Irish prices 18pc above EU average
Irish prices for food, drink and tobacco, were 18 per cent above the EU average in 2012, according to data published this week by the Central Statistics Office (CSO).
In 2012, the price level of the same basket of food and non-alcoholic beverages was more than twice as high in the most expensive in Europen than in the cheapest one.
Denmark had the highest price level for food and non-alcoholic beverages across Europe in 2012, followed by Sweden, Austria, Finland, Ireland and Luxembourg. The lowest price levels were observed in Poland, Romania, Bulgaria and Lithuania.
The price levels for alcoholic beverages ranged from one to more than two and a half.
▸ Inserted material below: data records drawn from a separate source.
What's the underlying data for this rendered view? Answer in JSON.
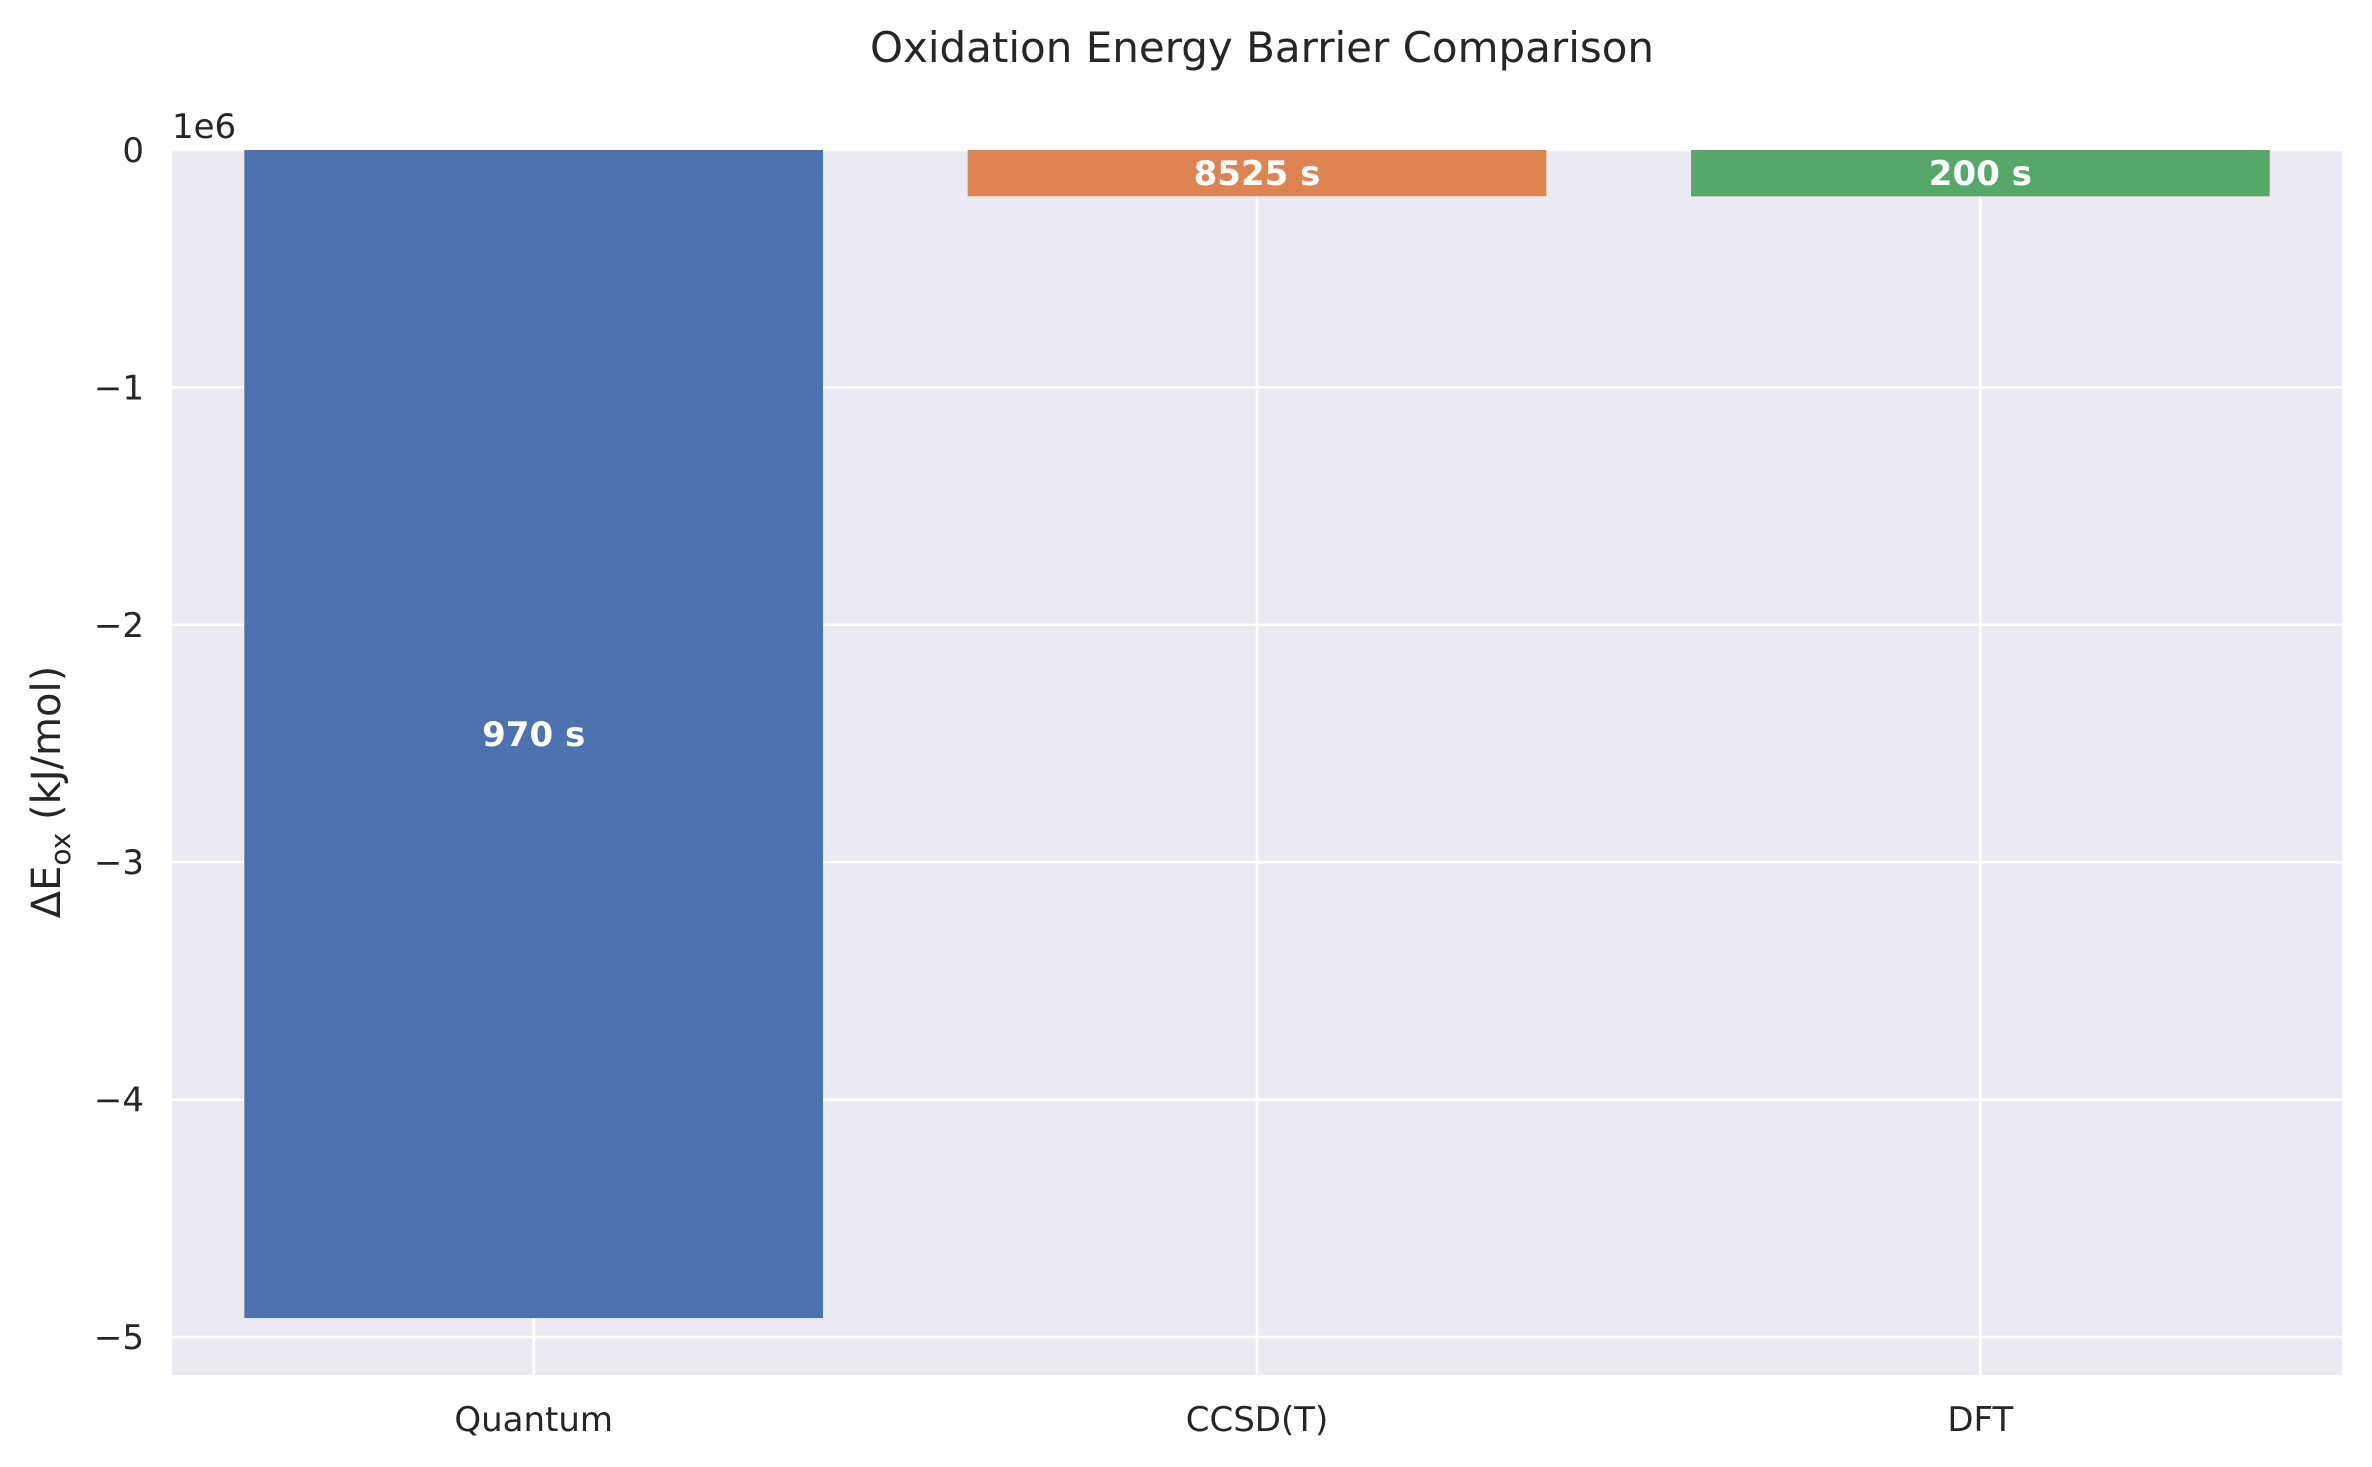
{
  "chart_data": {
    "type": "bar",
    "title": "Oxidation Energy Barrier Comparison",
    "ylabel": "ΔE",
    "ylabel_sub": "ox",
    "ylabel_unit": " (kJ/mol)",
    "xlabel": "",
    "y_offset_label": "1e6",
    "y_scale": 1000000,
    "categories": [
      "Quantum",
      "CCSD(T)",
      "DFT"
    ],
    "values": [
      -4920000,
      -195000,
      -195000
    ],
    "bar_labels": [
      "970 s",
      "8525 s",
      "200 s"
    ],
    "colors": [
      "#4c72b0",
      "#dd8452",
      "#55a868"
    ],
    "ylim": [
      -5160000,
      0
    ],
    "yticks": [
      0,
      -1000000,
      -2000000,
      -3000000,
      -4000000,
      -5000000
    ],
    "ytick_labels": [
      "0",
      "−1",
      "−2",
      "−3",
      "−4",
      "−5"
    ],
    "grid": true,
    "background": "#eaeaf2",
    "grid_color": "#ffffff"
  }
}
The lowest price levels for alcoholic beverages were registered in Bulgaria and Romania, and the highest in Finland and Ireland.
For tobacco, the price levels were almost four times higher in the most expensive member state than in the cheapest. The lowest price levels were observed in Hungary and the highest in Ireland.
These are some of the results of the most recent survey on food, beverages and tobacco, carried out in 2012 within the Eurostat-OECD Purchasing Power Parities Programme. The survey covered approximately 500 items. A total of 37 countries participated in the survey.
Ireland’s price levels for all seven of the main categories of food, beverages and tobacco were above the EU average in 2012.
The level of difference ranged from 10 per cent above the average for meat and bread and cereals to nearly double the average in the case of tobacco.
For the remaining categories price levels in Ireland were higher than the EU average by 62 per cent in the case of alcohol, 38 per cent for fruit, vegetables and potatoes, 31 per cent for non-alcoholic beverages and 19 per cent for milk, cheese and eggs.